Esta ilha inóspita e gelada, com apenas 57.000 habitantes tem dois fatores muito importantes: é rica em depósitos minerais e situa-se no meio do Mar Ártico, possibilitando a quem controlar a Gronelândia, controlo sobre a rotas marítimas e aéreas cruciais entre os EUA, a Europa e a Rússia.

A posição estratégica da Gronelândia nas rotas marítimas do Ártico.
Os EUA já têm presença militar na Gronelândia, e até uma base militar aérea, estabelecida através de um acordo entre norte-americanos e dinamarqueses. Assim, o maior interesse de Trump poderá passar também pela exploração dos recursos naturais gronelandeses, como grafite, lítio e potenciais vastos depósitos de gás natural e petróleo. A exploração comercial destes recursos naturais está proibida pelo Governo da Gronelândia, por razões de proteção ambiental.

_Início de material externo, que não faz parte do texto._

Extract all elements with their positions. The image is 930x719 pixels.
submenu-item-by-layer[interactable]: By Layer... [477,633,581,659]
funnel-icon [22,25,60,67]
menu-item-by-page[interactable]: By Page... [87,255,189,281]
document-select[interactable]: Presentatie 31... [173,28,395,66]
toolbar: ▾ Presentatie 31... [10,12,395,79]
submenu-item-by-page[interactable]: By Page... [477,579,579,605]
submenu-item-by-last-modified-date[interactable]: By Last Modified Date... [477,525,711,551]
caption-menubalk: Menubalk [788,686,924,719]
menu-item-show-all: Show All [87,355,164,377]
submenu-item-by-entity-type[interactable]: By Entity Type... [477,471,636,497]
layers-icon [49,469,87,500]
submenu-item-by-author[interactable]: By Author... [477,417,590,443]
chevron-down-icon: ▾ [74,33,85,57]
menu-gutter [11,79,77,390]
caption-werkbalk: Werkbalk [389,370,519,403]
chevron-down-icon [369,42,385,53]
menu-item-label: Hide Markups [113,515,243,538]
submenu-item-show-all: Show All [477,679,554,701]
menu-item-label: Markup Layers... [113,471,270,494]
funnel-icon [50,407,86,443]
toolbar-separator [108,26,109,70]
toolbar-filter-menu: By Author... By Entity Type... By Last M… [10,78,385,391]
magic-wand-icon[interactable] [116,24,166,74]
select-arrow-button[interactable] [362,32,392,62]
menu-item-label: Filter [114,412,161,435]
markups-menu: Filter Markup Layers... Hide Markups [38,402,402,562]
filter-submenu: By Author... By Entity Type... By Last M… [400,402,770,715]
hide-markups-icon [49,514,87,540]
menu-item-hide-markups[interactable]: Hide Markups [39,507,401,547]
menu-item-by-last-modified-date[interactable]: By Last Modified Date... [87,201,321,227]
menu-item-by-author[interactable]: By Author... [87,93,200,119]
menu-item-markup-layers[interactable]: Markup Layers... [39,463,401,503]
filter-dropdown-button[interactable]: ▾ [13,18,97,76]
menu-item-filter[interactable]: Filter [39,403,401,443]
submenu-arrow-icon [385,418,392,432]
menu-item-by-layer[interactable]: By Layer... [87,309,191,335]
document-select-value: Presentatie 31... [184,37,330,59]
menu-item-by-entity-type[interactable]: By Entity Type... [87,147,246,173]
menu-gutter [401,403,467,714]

A possibilidade de uma invasão militar da Gronelândia pelos EUA é muito reduzida, embora Trump não tenha descartado essa hipótese. No entanto, a chave para a “conquista” da Gronelândia pode ser usar uma abordagem mais… subtil. A independência da Gronelândia está nas mãos dos seus cidadãos - existe a possibilidade de um referendo sobre independência e a maior parte dos gronelandeses apoia a secessão. Num cenário hipotético de uma Gronelândia independente, gronelandeses e norte-americanos poderiam chegar a um acordo de “associação livre” na qual os EUA suportariam economicamente a Gronelândia, e esta, em troca, daria livre-acesso militar.
Caso para dizer que às vezes é preciso saber esperar pelo timing certo antes de “atacar”.
Artigo, adaptado, originalmente escrito na edição semanal da nauta do dia 11 de janeiro de 2025.